Но не будем настаивать на «загробности», ибо здравый смысл велит потусторонности не совпасть с воображением, остаться неподатливой вычислимости. Захороненное большинство, из которого никто никогда не подал весточки, огромным молчанием подтвердит его справедливость.
Тем более, согласно «Путешествию в Армению» Мандельштама, цвет есть «чувство старта, окрашенное дистанцией и заключенное в объем».
В самом деле, интуиция указывает: цветы в белесом, раскаленном свете Иерусалима суть еще и форма начала, воли.
Что есть наиболее трудноизображаемая сущность на свете? Правильно — прозрачность.
Негатив — не вполне негатив, ибо, будучи проявлен, не даст реальности, но даст Другое.
Однако это Другое нам неведомо и вряд ли необходимо для чего-то, кроме того, чтобы решить: перед нами не реальность, а ее, реальности, сдвиг.
Из цветов выглядывает возлюбленная смерть.

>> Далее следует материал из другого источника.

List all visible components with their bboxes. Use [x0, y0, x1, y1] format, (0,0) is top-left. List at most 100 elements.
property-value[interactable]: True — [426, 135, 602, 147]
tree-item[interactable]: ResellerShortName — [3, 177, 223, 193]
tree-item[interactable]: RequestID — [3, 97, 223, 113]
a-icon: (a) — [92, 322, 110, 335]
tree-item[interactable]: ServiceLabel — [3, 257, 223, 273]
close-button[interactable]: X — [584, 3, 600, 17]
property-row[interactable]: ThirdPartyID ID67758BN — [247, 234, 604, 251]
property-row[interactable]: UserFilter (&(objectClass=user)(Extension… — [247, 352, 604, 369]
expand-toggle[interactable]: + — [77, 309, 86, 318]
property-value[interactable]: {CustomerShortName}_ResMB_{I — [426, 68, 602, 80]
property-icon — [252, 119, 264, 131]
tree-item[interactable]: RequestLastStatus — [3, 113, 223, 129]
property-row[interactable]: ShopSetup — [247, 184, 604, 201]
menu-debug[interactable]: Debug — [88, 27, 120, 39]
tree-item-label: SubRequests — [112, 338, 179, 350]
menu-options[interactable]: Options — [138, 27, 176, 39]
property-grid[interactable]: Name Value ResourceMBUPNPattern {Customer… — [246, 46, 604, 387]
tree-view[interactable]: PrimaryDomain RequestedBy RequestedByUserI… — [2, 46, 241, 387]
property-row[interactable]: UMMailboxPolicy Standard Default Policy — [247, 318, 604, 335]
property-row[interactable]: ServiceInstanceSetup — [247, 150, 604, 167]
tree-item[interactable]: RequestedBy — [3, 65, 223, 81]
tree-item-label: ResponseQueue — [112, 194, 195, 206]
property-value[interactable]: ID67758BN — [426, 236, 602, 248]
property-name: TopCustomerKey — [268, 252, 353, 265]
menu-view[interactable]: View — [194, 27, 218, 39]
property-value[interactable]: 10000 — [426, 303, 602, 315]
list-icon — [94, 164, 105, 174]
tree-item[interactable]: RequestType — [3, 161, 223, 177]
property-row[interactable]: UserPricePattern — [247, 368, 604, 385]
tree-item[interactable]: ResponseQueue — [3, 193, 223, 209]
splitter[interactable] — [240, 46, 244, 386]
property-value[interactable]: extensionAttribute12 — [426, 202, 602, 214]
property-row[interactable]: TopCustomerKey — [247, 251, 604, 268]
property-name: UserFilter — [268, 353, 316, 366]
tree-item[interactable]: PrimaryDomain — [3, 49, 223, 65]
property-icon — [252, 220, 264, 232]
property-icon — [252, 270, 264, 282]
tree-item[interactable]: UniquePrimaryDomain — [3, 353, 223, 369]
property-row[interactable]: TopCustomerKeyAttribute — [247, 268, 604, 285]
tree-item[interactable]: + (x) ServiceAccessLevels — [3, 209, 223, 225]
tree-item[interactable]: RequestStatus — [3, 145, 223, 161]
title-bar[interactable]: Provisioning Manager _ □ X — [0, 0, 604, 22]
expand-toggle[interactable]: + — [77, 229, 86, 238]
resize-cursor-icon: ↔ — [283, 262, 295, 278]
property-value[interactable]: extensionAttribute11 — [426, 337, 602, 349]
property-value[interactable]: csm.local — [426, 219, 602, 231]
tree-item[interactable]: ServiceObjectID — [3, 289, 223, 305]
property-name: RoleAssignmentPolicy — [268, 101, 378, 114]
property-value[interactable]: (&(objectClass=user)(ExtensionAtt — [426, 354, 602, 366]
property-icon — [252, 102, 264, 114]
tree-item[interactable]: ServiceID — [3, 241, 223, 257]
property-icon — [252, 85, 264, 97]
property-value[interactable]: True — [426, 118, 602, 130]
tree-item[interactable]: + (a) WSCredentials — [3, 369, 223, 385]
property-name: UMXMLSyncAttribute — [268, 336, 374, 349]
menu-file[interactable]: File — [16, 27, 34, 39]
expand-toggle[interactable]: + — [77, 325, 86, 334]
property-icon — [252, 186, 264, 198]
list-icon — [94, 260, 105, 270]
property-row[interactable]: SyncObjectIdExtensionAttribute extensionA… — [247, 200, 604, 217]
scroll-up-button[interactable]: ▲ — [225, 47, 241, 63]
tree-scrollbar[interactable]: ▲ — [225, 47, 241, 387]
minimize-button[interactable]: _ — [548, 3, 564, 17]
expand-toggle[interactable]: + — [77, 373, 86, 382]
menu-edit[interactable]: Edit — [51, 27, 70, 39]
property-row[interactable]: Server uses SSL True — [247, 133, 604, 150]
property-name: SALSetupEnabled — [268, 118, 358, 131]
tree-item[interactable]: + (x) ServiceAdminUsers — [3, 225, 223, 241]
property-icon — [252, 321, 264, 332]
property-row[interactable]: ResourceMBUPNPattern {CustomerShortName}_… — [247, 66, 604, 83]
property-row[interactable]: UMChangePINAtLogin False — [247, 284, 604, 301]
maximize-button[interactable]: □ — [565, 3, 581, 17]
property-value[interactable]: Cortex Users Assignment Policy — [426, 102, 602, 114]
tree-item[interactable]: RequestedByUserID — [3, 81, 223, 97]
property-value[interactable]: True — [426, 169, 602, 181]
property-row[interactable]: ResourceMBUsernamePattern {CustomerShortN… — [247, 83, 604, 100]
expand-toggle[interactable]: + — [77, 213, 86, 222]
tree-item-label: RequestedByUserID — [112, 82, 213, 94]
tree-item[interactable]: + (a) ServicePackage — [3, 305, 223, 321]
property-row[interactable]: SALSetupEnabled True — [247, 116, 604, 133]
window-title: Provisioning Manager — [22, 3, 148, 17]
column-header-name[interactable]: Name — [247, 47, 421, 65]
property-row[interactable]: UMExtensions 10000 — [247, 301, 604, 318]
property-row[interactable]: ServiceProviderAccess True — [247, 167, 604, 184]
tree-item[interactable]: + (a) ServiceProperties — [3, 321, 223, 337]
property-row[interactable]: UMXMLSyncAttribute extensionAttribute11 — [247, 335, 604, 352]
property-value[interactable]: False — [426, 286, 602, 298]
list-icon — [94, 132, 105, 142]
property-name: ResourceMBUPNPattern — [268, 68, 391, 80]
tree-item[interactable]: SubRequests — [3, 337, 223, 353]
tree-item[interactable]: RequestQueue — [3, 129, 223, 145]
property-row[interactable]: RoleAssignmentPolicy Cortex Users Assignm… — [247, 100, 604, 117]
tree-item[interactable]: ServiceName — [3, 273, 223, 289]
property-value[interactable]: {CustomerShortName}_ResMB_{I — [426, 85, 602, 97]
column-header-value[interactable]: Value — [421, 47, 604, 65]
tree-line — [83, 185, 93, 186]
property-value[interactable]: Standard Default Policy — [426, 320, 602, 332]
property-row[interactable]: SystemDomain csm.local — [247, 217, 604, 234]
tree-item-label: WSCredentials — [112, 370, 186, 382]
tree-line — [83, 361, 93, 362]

Из цветов сложен автопортрет художника.
Мальчик при внимательном рассмотрении оказывается карликом или взрослым, выпавшим из перспективы.
Равнины и валы белизны.
Размолотая перспектива, букет перспектив, переложенных, как папиросной бумагой, засвеченными потемками.
Страдающие мадонны среди цветов.
Подлинное состоит из цветов, из эроса.
Всё подлинное незримо.
Автор составлен из цветов.
Автор реален.
Реальны цветочные магазины, их адреса, реальны тени их владельцев.
Реальны прямые цитаты: Гуго Ван дер Гус, Николас ван Верендаль, Якопо Лигоцци. Реальна портретная аллюзия на Джузеппе Арчимбольдо.
Как бы выглядел глоссарий человеческих характеров, приведенный в соответствие с цветами? Ведь в мультфильмах действуют очеловеченные животные. Как бы выглядела цивилизация, для которой было бы более естественно употреблять анимационные фильмы с очеловеченными цветами?
Цветы всегда — по преимуществу женские. Наиболее мужеские из известных мне — тюльпаны. Ночью, вечером и утром они сомкнуты, днем разверсты. Ночью, вечером и утром тюльпаны пронзают, оплодотворяя, стратосферу. Природный — эндемичный каменистым сухим склонам Апшерона — тюльпан Эйхлера (
Цветы в Иерусалиме оказываются единственными носителями ярких красок. Всё остальное — негатив: белое солнце, смешанное с углем выжженных палочек, колбочек, нервов. Даже закрывая глаза, засвеченные иерусалимским солнцем, вы продолжаете видеть то последнее, что вы видели, причем в палитре, очень похожей на ту, которую использует Зингер. Таким образом, цветы — видения закрытых глаз. Они есть — и их нет, потому что вы закрыли глаза; цветы существуют по обе стороны реальности, как и полагается желанию…
Иерусалимский свет таков, что, вдруг снова воспламеняя сетчатку, заставляет вскочить среди ночи от ужаса, точней от мысли, что те мелкие белые цветы пахучих кустарников, те камни, которые ты трогал сегодня, бродя над раскопками к юго-западу от Храмовой горы, — раскалены смыслом до прозрачности.
Негатив провоцирует стремление узнать неузнаваемое — и ошибиться. В этом смысле «Цветы запоздалые» Зингера являются строгой метафорой невидимого. Вот каково художнику жить в этом городе. Что может быть увлекательнее, фантастичнее, чем жить в стенах, которые не только стены, ходить по улицам, которые не только улицы, видеть цветы, которые не только цветы.
Что может быть занимательнее, чем понимание: ты есть не только то, что есть ты.
Но эрос — автор — есть только автор.
Потому что всё может двоиться и быть прозрачным, но только не творящее желание и воля.
53
В городе осенью много поют — в синагогах и сукках, на детских площадках и под гитару на балконе. Чаще всего из окон доносятся Сюзан Вега, Регина Спектр, классическая музыка или элегический рояль хозяйки.